Voz do Archipelago (VA) – O município de Santa Catarina comemora 20 anos de existência. Como estão a decorrer as festividades?

Manuel Teixeira (MT) – É uma data extremamente especial. Preparámos as festividades desde o início do ano, com várias inovações e um conjunto diversificado de eventos, que começaram no dia 15, com a Feira de Profissões. Realizou-se várias iniciativas no âmbito do desporto (atletismo, jogos de cartas, bisca, corridas e futebol) e, neste momento, estamos no segundo dia das festividades culturais. Este sábado, 22, encerramos o segundo dia da Feira Agropecuária e estamos também no segundo dia do Festival de Música. Ontem iniciámos com a Noite Branca, que foi extremamente positiva, e hoje perspetivamos uma segunda noite ainda melhor.
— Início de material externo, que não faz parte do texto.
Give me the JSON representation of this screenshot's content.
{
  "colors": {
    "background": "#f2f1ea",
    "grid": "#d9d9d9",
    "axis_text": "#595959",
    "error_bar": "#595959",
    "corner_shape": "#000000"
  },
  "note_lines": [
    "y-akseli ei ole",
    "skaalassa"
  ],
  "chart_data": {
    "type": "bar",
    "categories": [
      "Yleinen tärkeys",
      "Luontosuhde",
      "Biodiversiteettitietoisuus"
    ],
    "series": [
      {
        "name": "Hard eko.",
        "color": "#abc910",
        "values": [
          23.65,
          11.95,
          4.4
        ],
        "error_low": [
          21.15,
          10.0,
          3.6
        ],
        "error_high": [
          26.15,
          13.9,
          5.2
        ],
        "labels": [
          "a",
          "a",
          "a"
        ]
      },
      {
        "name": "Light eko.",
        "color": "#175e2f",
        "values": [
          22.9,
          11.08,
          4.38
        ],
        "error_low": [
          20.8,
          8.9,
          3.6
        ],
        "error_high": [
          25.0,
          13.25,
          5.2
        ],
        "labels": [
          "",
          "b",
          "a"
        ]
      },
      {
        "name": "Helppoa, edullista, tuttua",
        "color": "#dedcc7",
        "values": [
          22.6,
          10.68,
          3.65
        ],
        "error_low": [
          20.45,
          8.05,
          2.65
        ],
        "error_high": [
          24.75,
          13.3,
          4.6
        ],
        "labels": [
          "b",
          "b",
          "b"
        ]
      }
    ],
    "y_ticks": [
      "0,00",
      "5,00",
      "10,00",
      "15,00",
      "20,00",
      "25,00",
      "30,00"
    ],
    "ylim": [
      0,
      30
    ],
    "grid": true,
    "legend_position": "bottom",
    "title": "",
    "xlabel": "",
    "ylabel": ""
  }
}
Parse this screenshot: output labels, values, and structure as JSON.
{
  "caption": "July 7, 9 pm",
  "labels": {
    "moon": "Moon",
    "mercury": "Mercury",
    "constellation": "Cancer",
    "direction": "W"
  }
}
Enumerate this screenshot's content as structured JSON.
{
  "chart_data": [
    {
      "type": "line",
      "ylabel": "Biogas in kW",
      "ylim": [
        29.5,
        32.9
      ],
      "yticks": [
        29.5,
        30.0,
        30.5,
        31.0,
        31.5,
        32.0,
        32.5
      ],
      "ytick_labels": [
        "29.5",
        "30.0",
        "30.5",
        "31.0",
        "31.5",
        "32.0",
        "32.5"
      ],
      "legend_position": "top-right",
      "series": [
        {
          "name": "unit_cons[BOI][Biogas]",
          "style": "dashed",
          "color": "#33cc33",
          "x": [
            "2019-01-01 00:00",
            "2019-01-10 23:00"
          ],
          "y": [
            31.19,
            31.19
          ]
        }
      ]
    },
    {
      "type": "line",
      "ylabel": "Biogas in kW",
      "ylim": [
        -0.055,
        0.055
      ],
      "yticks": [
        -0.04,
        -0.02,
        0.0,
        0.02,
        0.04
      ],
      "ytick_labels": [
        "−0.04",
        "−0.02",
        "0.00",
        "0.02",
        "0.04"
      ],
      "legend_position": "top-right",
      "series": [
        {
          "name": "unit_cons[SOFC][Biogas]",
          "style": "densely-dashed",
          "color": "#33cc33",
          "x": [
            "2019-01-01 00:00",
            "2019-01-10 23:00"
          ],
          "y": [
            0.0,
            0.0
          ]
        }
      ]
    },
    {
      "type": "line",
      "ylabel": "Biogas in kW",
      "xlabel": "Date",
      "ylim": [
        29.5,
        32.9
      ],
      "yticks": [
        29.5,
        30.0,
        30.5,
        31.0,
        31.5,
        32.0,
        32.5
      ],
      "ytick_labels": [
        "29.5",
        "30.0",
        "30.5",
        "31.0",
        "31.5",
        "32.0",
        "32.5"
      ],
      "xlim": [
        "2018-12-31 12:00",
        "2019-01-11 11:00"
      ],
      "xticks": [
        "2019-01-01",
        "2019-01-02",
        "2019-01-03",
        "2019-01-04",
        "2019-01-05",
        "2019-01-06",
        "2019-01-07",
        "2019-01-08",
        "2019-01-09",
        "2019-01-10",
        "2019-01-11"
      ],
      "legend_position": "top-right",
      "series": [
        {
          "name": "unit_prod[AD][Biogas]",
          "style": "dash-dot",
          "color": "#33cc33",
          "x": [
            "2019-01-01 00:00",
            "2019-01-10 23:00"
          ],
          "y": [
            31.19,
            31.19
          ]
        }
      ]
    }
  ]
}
VA – Que impacto económico e social esta festa representa para o município?

MT – O impacto económico das festividades é extremamente positivo porque apresenta oportunidades tanto para os negócios do município como para restaurantes, hotéis e empreendedores, e também para o setor informal faturar e obter algum retorno financeiro. Podemos destacar como maior dinamizador destas atividades uma inovação que introduzimos, um espaço bem arejado, com uma área VIP e maior concentração de barracas,15 no total. Todas tiveram grande afluência, participação e retorno financeiro.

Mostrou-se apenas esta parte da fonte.